The rest of this article is divided into five sections. Sections II and III discuss in brief the borrowing profile of NBFCs and the TLTRO scheme, respectively. Section IV outlines the data and methodology. The results are discussed in section V and section VI concludes.

II. Borrowings of NBFCs

NBFCs largely fund their activities via borrowings, which constitute nearly two-thirds of their liabilities. They rely on various sources to raise funds, including issuance of market instruments like NCDs and CPs, borrowing from banks, financial institutions and inter-corporate borrowings, among others (Reserve Bank of India, 2020). Markets and banks constituted 76.7 per cent of their total borrowings in December 2020 (Jayakumar et al., 2021). In this section, an analysis of market and bank borrowings of NBFCs is undertaken to understand why liquidity measures were needed to help NBFCs get through the rough patch.

II.1 Market Borrowings

In the immediate aftermath of COVID-19, market instruments – both NCDs and CPs – of NBFCs saw reduced issuances as well as a spike in yields (Rituraj et al., 2020). In March and April 2020, the period immediately after the announcement of the nationwide lockdown, bond issuances by NBFCs – both amount as well as number of issuances – fell but recovered subsequently (Chart 1a and 1b).

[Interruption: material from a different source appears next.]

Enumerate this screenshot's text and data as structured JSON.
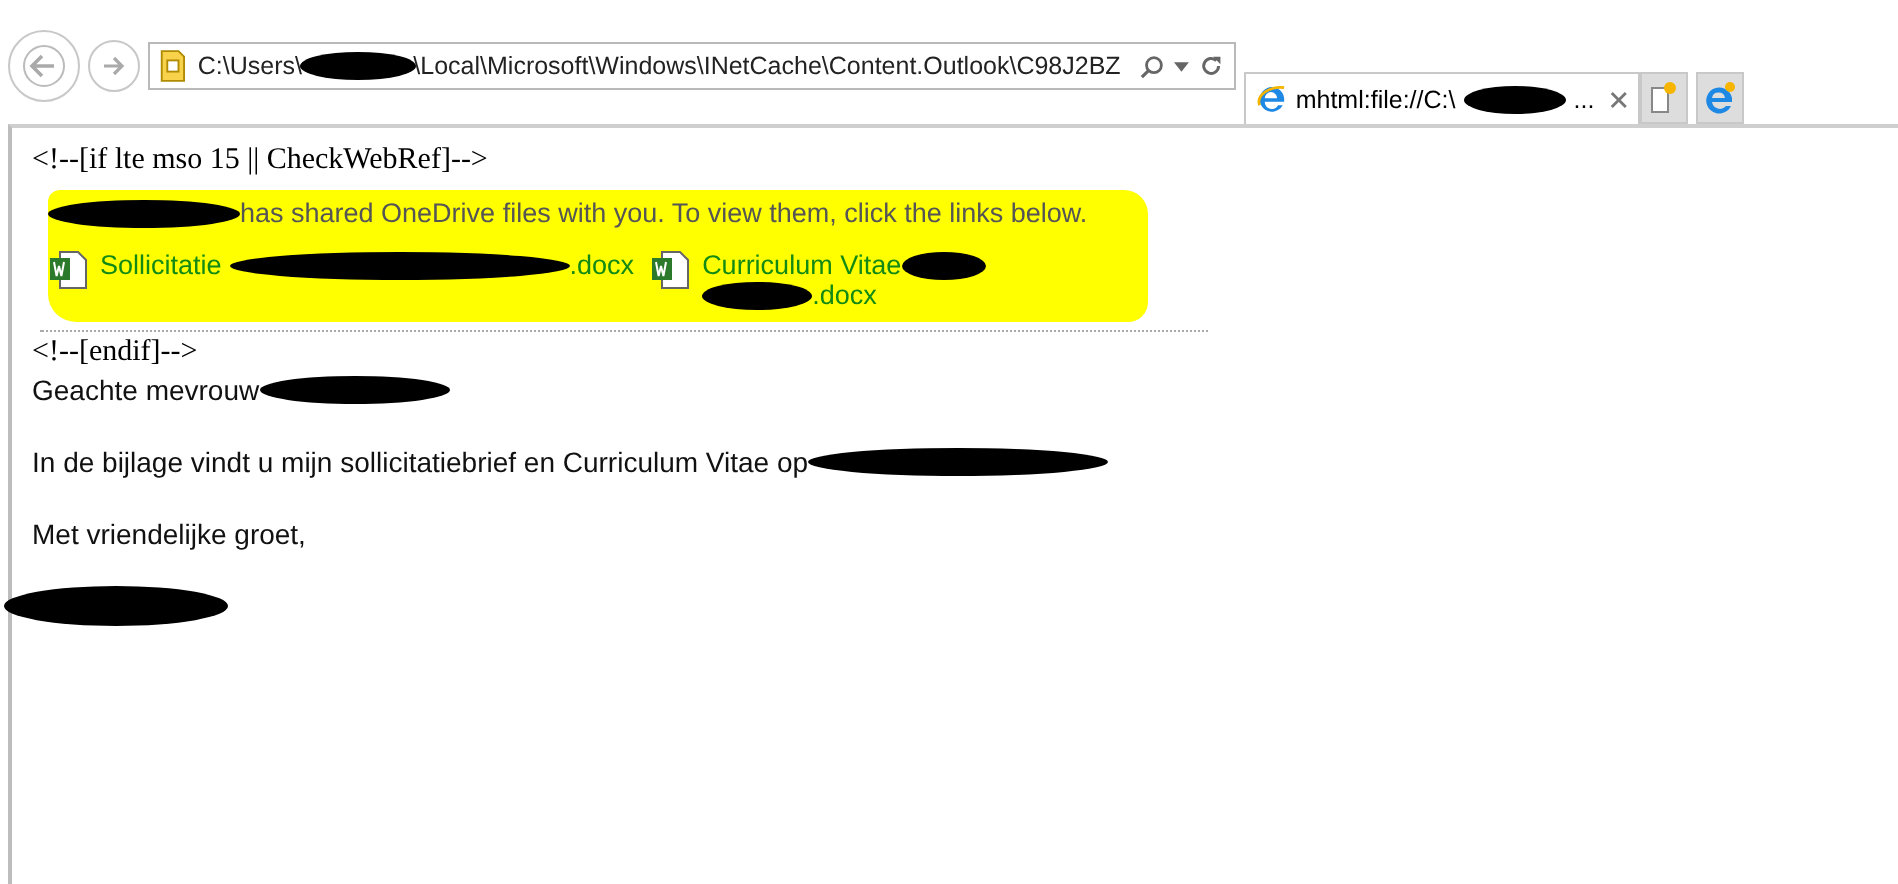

Similarly, CPs also witnessed lower issuances in the same period. The amount of CP issuances by NBFCs fell by three times during April-June 2020 as compared to April-June 2019. However, in response to the measures taken by the Reserve Bank and the Government to provide liquidity support to the non-bank lenders, the share of NBFCs in CP issuances increased sharply from September 2020 onwards (Chart 2).

Chart 1

Chart 2

The imposition of nationwide lockdown to combat COVID-19 sent jitters through the markets and it was reflected in the sentiments towards NBFCs as well. The shutting down of certain credit risk funds in April 2020 (Bitra et al., 2020) further heightened the risk aversion of market towards NBFCs2 to such an extent that even AAA rated NBFCs faced record increase in yields (Chart 3a). CPs also witnessed heavy selling by foreign investors and mutual funds during the period, which led to a spike in their spread over Treasury Bills (T-bills), particularly for private NBFCs (Chart 3b).

Chart 3

II.2 Bank Lending to NBFCs

Banks are the second-largest source of funding for NBFCs after debentures. Following the IL&FS episode, NBFCs’ reliance on bank borrowings increased compared to market borrowings and they also started changing their borrowing mix by swapping short term borrowing for longer term borrowings to better manage their asset-liability profiles. While growth in bank lending to NBFCs was on a path of deceleration, the same contracted in September 2020 after the onslaught of COVID-19 in line with a decline in lending by the dominant player – public sector banks (PSBs) (Chart 4).

Combined share of market and bank borrowings of NBFCs in total borrowings declined from 80.8 per cent in March 2019 to 73.9 per cent in September 2020 (Chart 5).

In short, it is evident that NBFCs faced constraints in raising funds in the aftermath of COVID-19. As alluded to earlier, several schemes were introduced to provide targeted liquidity to affected sectors on top of the injection of ample liquidity and aggressive rate cuts undertaken by the Reserve Bank. The next section discusses the subject of interest for this study, viz., the TLTRO.

Chart 4

Chart 5

III. Targeted Long-Term Repo Operations (TLTRO)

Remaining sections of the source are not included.